Une nouvelle claque graphique

Trois ans après le Remastered de God of War III (PS4), la nouvelle aventure de Kratos débarque pour la première fois sur la dernière console de Sony en utilisant pleinement les capacités de la PS4. En changeant de génération de consoles, on s’attendait logiquement à un gap graphique et sur ce point, le résultat est bluffant. On reste scotché par un impressionnant niveau de détails.

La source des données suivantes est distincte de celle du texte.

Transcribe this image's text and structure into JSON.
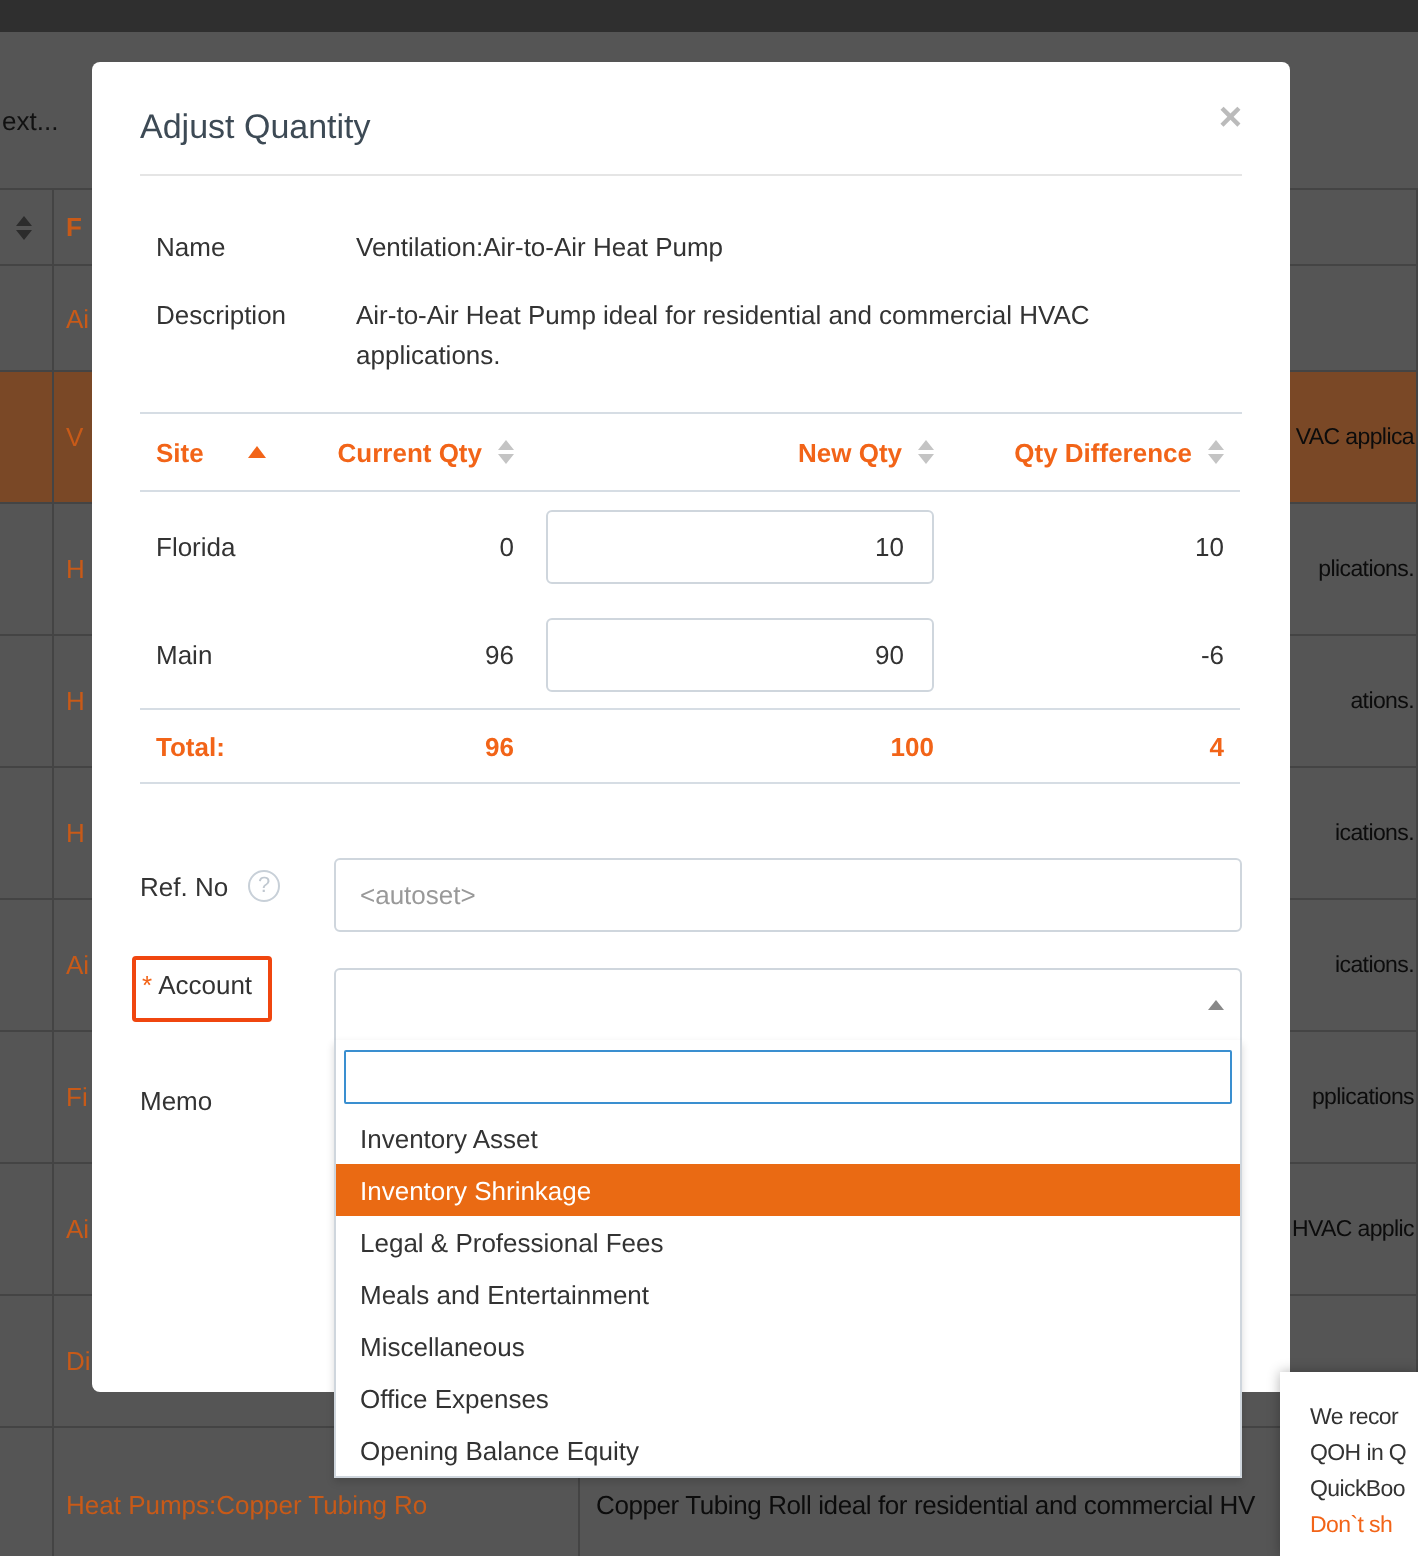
{
  "background": {
    "search_text": "ext...",
    "header": "F",
    "rows": [
      {
        "kind": "fragment",
        "col_1": "Ai",
        "selected": false
      },
      {
        "kind": "fragment",
        "col_1": "V",
        "col_2": "VAC applica",
        "selected": true
      },
      {
        "kind": "fragment",
        "col_1": "H",
        "col_2": "plications.",
        "selected": false
      },
      {
        "kind": "fragment",
        "col_1": "H",
        "col_2": "ations.",
        "selected": false
      },
      {
        "kind": "fragment",
        "col_1": "H",
        "col_2": "ications.",
        "selected": false
      },
      {
        "kind": "fragment",
        "col_1": "Ai",
        "col_2": "ications.",
        "selected": false
      },
      {
        "kind": "fragment",
        "col_1": "Fi",
        "col_2": "pplications",
        "selected": false
      },
      {
        "kind": "fragment",
        "col_1": "Ai",
        "col_2": "HVAC applic",
        "selected": false
      },
      {
        "kind": "fragment",
        "col_1": "Di",
        "selected": false
      },
      {
        "kind": "text",
        "col_1": "Heat Pumps:Copper Tubing Ro",
        "col_2": "Copper Tubing Roll ideal for residential and commercial HV",
        "selected": false
      }
    ]
  },
  "modal": {
    "title": "Adjust Quantity",
    "close": "×",
    "details": [
      {
        "label": "Name",
        "value": "Ventilation:Air-to-Air Heat Pump"
      },
      {
        "label": "Description",
        "value": "Air-to-Air Heat Pump ideal for residential and commercial HVAC applications."
      }
    ],
    "qty_table": {
      "columns": [
        {
          "label": "Site",
          "sorted": true
        },
        {
          "label": "Current Qty",
          "sorted": false
        },
        {
          "label": "New Qty",
          "sorted": false
        },
        {
          "label": "Qty Difference",
          "sorted": false
        }
      ],
      "rows": [
        {
          "site": "Florida",
          "current": "0",
          "new": "10",
          "diff": "10"
        },
        {
          "site": "Main",
          "current": "96",
          "new": "90",
          "diff": "-6"
        }
      ],
      "total": {
        "label": "Total:",
        "current": "96",
        "new": "100",
        "diff": "4"
      }
    },
    "form": {
      "ref_no": {
        "label": "Ref. No",
        "help": "?",
        "placeholder": "<autoset>"
      },
      "account": {
        "label": "Account",
        "required_mark": "*",
        "highlighted": true,
        "expanded": true,
        "options": [
          {
            "label": "Inventory Asset",
            "selected": false
          },
          {
            "label": "Inventory Shrinkage",
            "selected": true
          },
          {
            "label": "Legal & Professional Fees",
            "selected": false
          },
          {
            "label": "Meals and Entertainment",
            "selected": false
          },
          {
            "label": "Miscellaneous",
            "selected": false
          },
          {
            "label": "Office Expenses",
            "selected": false
          },
          {
            "label": "Opening Balance Equity",
            "selected": false
          }
        ]
      },
      "memo": {
        "label": "Memo"
      }
    }
  },
  "toast": {
    "lines": [
      "We recor",
      "QOH in Q",
      "QuickBoo"
    ],
    "link": "Don`t sh"
  }
}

Chaque environnement visité tel que des forêts enneigées, un lac, des grottes ont un rendu sublimé avec de très beaux effets visuels : de petites pierres qui tombent, des feuillages virevoltants, les traces dans la neige, l’eau ruisselante jusqu’aux petites gouttes,… Tout renforce notre immersion au sein de ce monde. Et c’est peu dire, si vous avez la chance d’avoir de l’HDR sur votre TV, le rendu est encore plus sublimé, les développeurs ont vraiment fait un travail colossal au niveau de l’éclairage dynamique et volumétrique, abusant d’effets de lumière et de particules.

Le personnage de Kratos n’est pas en reste puisqu’il atteint également un très grand niveau de détails que ce soit sur son corps avec la retranscription de ses muscles ou sur un visage criant de vérité marqué par le poids des années. Un tel niveau de réalisme est époustouflant, God of War est une claque graphique aussi prononcée que celle que nous avions eu sur Horizon – Zero Dawn.

D’ailleurs ces deux jeux ont des points communs dans leur réalisation graphique avec des options sur les choix visuels. Sur PS4 Pro, on peut choisir de favoriser la performance, c’est-à-dire avoir un rendu en 1080p et un FPS plus élevé, ou favoriser la résolution apportant du 2160p dynamique Checkboard en 30 FPS. Que ce soit l’un ou l’autre, le rendu reste impressionnant et maîtrisé.

Mise à part cette claque graphique, l’ambiance sonore contribue grandement à l’immersion. Les bruitages très bien réalisés rendent cette expérience meilleure et plus immersive encore, les musiques discrètes, calmes et les plus épiques donnent un bon coup de peps lors des affrontements. L’ensemble est servi par des voix françaises de qualité dont celle de Frédéric Souterelle, la voix de Kratos depuis God of War Ascension, ou encore celle de Frank West dans Dead Rising 4.